Prodigal Son (Orphan X #6) - Gregg Andrew Hurwitz Page 0,116

and freshened up her own gin and tonic. “I’m sorry,” she said quietly to Janet.

Her friend gathered the thick album to her chest like a shield and strode out, her head held high, a skilled practitioner of the dignified exit.

Veronica sat at a barstool, turned mostly away from Evan. “What’s wrong?”

“What the hell are we doing here? You and I? Do you really care about Andre? Why did you throw me in with him?”

“I beg your pardon.” She seemed to be only a few drinks in, still fresh-faced, though her cheeks were starting to flush with emotion.

“Let’s call it what it is. Andre’s a lost cause. Some people are just broken.”

“Is that what you believe?”

“He convinced me.”

The lines in her neck tensed. “Stern words from a professional assassin.”

“Yes. And you found me. You asked for my help.”

“And you have been helping him. In other ways, right? God, maybe I thought in saving him you could save yourself, too. It’s not just about killing people.”

“No. It’s not. I choose to help people who deserve it, to keep them safe. I eliminate obstacles between me and that goal. Sometimes those obstacles are very dangerous people. And if that’s horrifying to you, feel free to crawl back into whatever luxurious hole you’ve been living in these past sixty-some years.”

“Sixty-two,” she objected, with an amused purse of her lips, though it faded as quickly as it had arisen. “I’d imagine that someone with your background has kept company with a wide spectrum of people. What is it about Andre you find so personally repulsive?”

“What is it about him you find worthwhile?”

“Goddamn it.” She knocked back half her drink, her words only now coming slurred. “You’re so arrogant, Jacob—”

“Jacob?”

She rubbed her forehead, confused. She wore a sleeveless blouse, her arm wobbling beneath it, not toned as Evan had thought but frail, wasted. “It’s easy to have empathy for something we understand. But there’s a spectacular array of suffering out there.” She waved her glass vaguely in his direction. “Not all of it is your flavor. That doesn’t mean it’s not worth your empathy.”

“You don’t know what I’ve been through. You don’t know anything about me.”

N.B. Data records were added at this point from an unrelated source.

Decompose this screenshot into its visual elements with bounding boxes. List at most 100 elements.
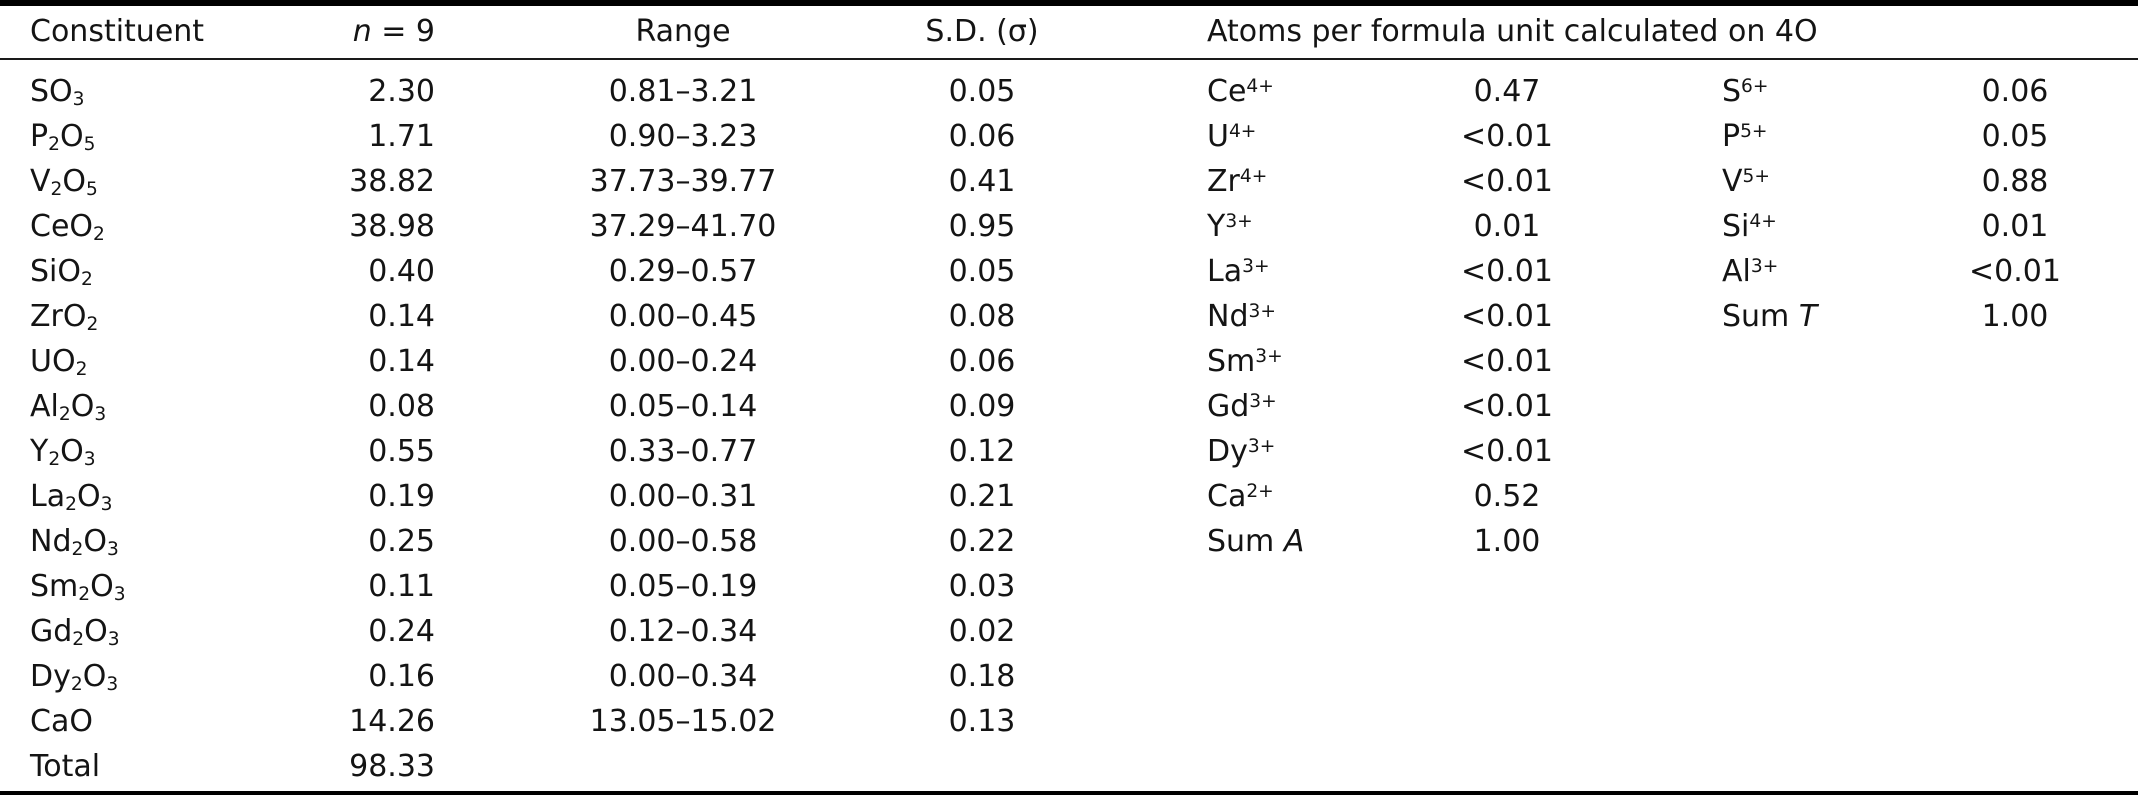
cell-constituent: V2O5 bbox=[30, 164, 98, 201]
cell-a-cation: Ce4+ bbox=[1207, 74, 1274, 109]
cell-range: 13.05–15.02 bbox=[589, 704, 777, 739]
cell-t-cation: Sum T bbox=[1722, 299, 1818, 334]
cell-sd: 0.06 bbox=[948, 344, 1016, 379]
cell-a-value: 0.47 bbox=[1473, 74, 1541, 109]
cell-a-value: 0.01 bbox=[1473, 209, 1541, 244]
cell-a-value: <0.01 bbox=[1461, 344, 1553, 379]
cell-sd: 0.06 bbox=[948, 119, 1016, 154]
table-row: P2O5 1.71 0.90–3.23 0.06 U4+ <0.01 P5+ 0.05 bbox=[0, 114, 2138, 159]
table-header: Constituent n = 9 Range S.D. (σ) Atoms p… bbox=[0, 6, 2138, 58]
cell-mean: 0.16 bbox=[368, 659, 435, 694]
cell-sd: 0.05 bbox=[948, 74, 1016, 109]
cell-mean: 1.71 bbox=[368, 119, 435, 154]
table-row: La2O3 0.19 0.00–0.31 0.21 Ca2+ 0.52 bbox=[0, 474, 2138, 519]
cell-range: 0.00–0.45 bbox=[608, 299, 758, 334]
cell-a-cation: Nd3+ bbox=[1207, 299, 1276, 334]
cell-a-value: <0.01 bbox=[1461, 299, 1553, 334]
table-row: Sm2O3 0.11 0.05–0.19 0.03 bbox=[0, 564, 2138, 609]
cell-constituent: Dy2O3 bbox=[30, 659, 119, 696]
cell-sd: 0.18 bbox=[948, 659, 1016, 694]
table-row: Dy2O3 0.16 0.00–0.34 0.18 bbox=[0, 654, 2138, 699]
cell-range: 37.29–41.70 bbox=[589, 209, 777, 244]
cell-range: 0.00–0.24 bbox=[608, 344, 758, 379]
table-row: Al2O3 0.08 0.05–0.14 0.09 Gd3+ <0.01 bbox=[0, 384, 2138, 429]
table-row: Total 98.33 bbox=[0, 744, 2138, 789]
cell-a-cation: Sm3+ bbox=[1207, 344, 1283, 379]
table-row: Gd2O3 0.24 0.12–0.34 0.02 bbox=[0, 609, 2138, 654]
cell-mean: 0.14 bbox=[368, 299, 435, 334]
cell-sd: 0.08 bbox=[948, 299, 1016, 334]
table-row: V2O5 38.82 37.73–39.77 0.41 Zr4+ <0.01 V5+ 0.88 bbox=[0, 159, 2138, 204]
cell-t-value: 1.00 bbox=[1981, 299, 2049, 334]
cell-a-cation: Ca2+ bbox=[1207, 479, 1274, 514]
cell-range: 0.05–0.14 bbox=[608, 389, 758, 424]
cell-mean: 0.25 bbox=[368, 524, 435, 559]
col-header-apfu: Atoms per formula unit calculated on 4O bbox=[1207, 14, 1818, 49]
cell-range: 0.00–0.58 bbox=[608, 524, 758, 559]
cell-mean: 0.40 bbox=[368, 254, 435, 289]
cell-range: 0.29–0.57 bbox=[608, 254, 758, 289]
cell-constituent: SiO2 bbox=[30, 254, 93, 291]
table-row: Y2O3 0.55 0.33–0.77 0.12 Dy3+ <0.01 bbox=[0, 429, 2138, 474]
table-row: ZrO2 0.14 0.00–0.45 0.08 Nd3+ <0.01 Sum T 1.00 bbox=[0, 294, 2138, 339]
table-body: SO3 2.30 0.81–3.21 0.05 Ce4+ 0.47 S6+ 0.06 P2O5 1… bbox=[0, 60, 2138, 789]
cell-constituent: La2O3 bbox=[30, 479, 113, 516]
cell-sd: 0.13 bbox=[948, 704, 1016, 739]
cell-a-value: 1.00 bbox=[1473, 524, 1541, 559]
cell-mean: 0.08 bbox=[368, 389, 435, 424]
top-rule bbox=[0, 0, 2138, 6]
cell-range: 0.12–0.34 bbox=[608, 614, 758, 649]
cell-t-value: 0.01 bbox=[1981, 209, 2049, 244]
cell-t-value: 0.05 bbox=[1981, 119, 2049, 154]
cell-sd: 0.41 bbox=[948, 164, 1016, 199]
cell-a-value: <0.01 bbox=[1461, 434, 1553, 469]
cell-range: 0.33–0.77 bbox=[608, 434, 758, 469]
table-row: UO2 0.14 0.00–0.24 0.06 Sm3+ <0.01 bbox=[0, 339, 2138, 384]
cell-a-value: 0.52 bbox=[1473, 479, 1541, 514]
cell-a-value: <0.01 bbox=[1461, 164, 1553, 199]
col-header-constituent: Constituent bbox=[30, 14, 205, 49]
cell-sd: 0.22 bbox=[948, 524, 1016, 559]
cell-mean: 0.19 bbox=[368, 479, 435, 514]
cell-mean: 38.82 bbox=[349, 164, 435, 199]
cell-t-value: <0.01 bbox=[1969, 254, 2061, 289]
cell-mean: 0.11 bbox=[368, 569, 435, 604]
header-rule bbox=[0, 58, 2138, 60]
cell-constituent: Gd2O3 bbox=[30, 614, 120, 651]
cell-a-value: <0.01 bbox=[1461, 119, 1553, 154]
cell-t-cation: Si4+ bbox=[1722, 209, 1777, 244]
cell-a-cation: La3+ bbox=[1207, 254, 1270, 289]
cell-a-value: <0.01 bbox=[1461, 254, 1553, 289]
cell-constituent: Sm2O3 bbox=[30, 569, 126, 606]
col-header-sd: S.D. (σ) bbox=[925, 14, 1039, 49]
cell-mean: 0.55 bbox=[368, 434, 435, 469]
cell-mean: 2.30 bbox=[368, 74, 435, 109]
cell-range: 0.90–3.23 bbox=[608, 119, 758, 154]
cell-constituent: CeO2 bbox=[30, 209, 105, 246]
table-row: SO3 2.30 0.81–3.21 0.05 Ce4+ 0.47 S6+ 0.06 bbox=[0, 69, 2138, 114]
cell-sd: 0.03 bbox=[948, 569, 1016, 604]
col-header-n: n = 9 bbox=[352, 14, 435, 49]
cell-a-value: <0.01 bbox=[1461, 389, 1553, 424]
cell-mean: 0.14 bbox=[368, 344, 435, 379]
cell-range: 0.00–0.31 bbox=[608, 479, 758, 514]
cell-a-cation: Dy3+ bbox=[1207, 434, 1276, 469]
cell-t-cation: S6+ bbox=[1722, 74, 1769, 109]
cell-sd: 0.09 bbox=[948, 389, 1016, 424]
cell-sd: 0.02 bbox=[948, 614, 1016, 649]
cell-t-cation: Al3+ bbox=[1722, 254, 1779, 289]
cell-range: 0.05–0.19 bbox=[608, 569, 758, 604]
cell-mean: 0.24 bbox=[368, 614, 435, 649]
table-row: CaO 14.26 13.05–15.02 0.13 bbox=[0, 699, 2138, 744]
bottom-rule bbox=[0, 791, 2138, 795]
cell-sd: 0.21 bbox=[948, 479, 1016, 514]
cell-a-cation: Sum A bbox=[1207, 524, 1305, 559]
cell-constituent: Nd2O3 bbox=[30, 524, 119, 561]
cell-a-cation: Y3+ bbox=[1207, 209, 1253, 244]
cell-mean: 98.33 bbox=[349, 749, 435, 784]
cell-t-cation: V5+ bbox=[1722, 164, 1770, 199]
cell-constituent: P2O5 bbox=[30, 119, 96, 156]
cell-mean: 38.98 bbox=[349, 209, 435, 244]
cell-sd: 0.05 bbox=[948, 254, 1016, 289]
cell-range: 0.81–3.21 bbox=[608, 74, 758, 109]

Her lips were trembling, an uncharacteristic show of anger, of vulnerability. “The hardest part of trying to become an adult is realizing that your suffering doesn’t entitle you to anything.”

“You’re not the person to tell me that.”

“I wasn’t talking about you. I was talking about me.” She breathed wetly in the pause. “You don’t realize it until you’re alone and there’s no one there to hear you complain. Just you and, hmm, fate.”

“What are you talking about?”

She set her drink down uncertainly, knocking over one of her orange pill bottles. “You struggle with Andre because he reminds you of your past.”

“No.”

“He reminds you that despite everything you left behind, you’re still the same person you’ve always been.”

“No.”

“We all are,” she said. “We don’t leave anything behind, don’t you understand?”

Evan felt his molars grind. “You’re not hearing me. I’m done with this. I’m done with him.”

“You can’t be.”

“Why not?”

“Because,” she said quietly, “he’s your brother.”

She faced away from him, her hair tumbling down across one eye, the side of her face. It fluttered at intervals with her breaths.

Evan couldn’t register his own breathing or the room or the words he’d just heard. All he sensed was his heartbeat thundering in his ears, a waterfall rush of blood moving through his system, keeping him upright. His flesh felt numb.

It occurred to him that this is what full-blown denial felt like. Groping in the dark, searching for old bearings that no longer existed.

Without knowing it, he’d taken a step back.

The story beneath the words unfurled like a banner, spelling out the trauma writ large.

He relived everything now through a new lens, one that brought all the blurry edges into focus. How vividly Veronica had described the rape of Andre’s mother. She had bruises around her wrists where they’d been held down. And she was wearing the shirt still, torn at the collar where it had been … Broken fingernails from trying to fight back. A clump of hair missing where it had been yanked out. It was brutal. Savage.

Not someone else.

But her.

She took those damn tests every few days, like playing a lottery you don’t want to win. But sure enough, she won. And even though this was a child born of violence, it was still a child. And she decided she wanted to bring this child to term.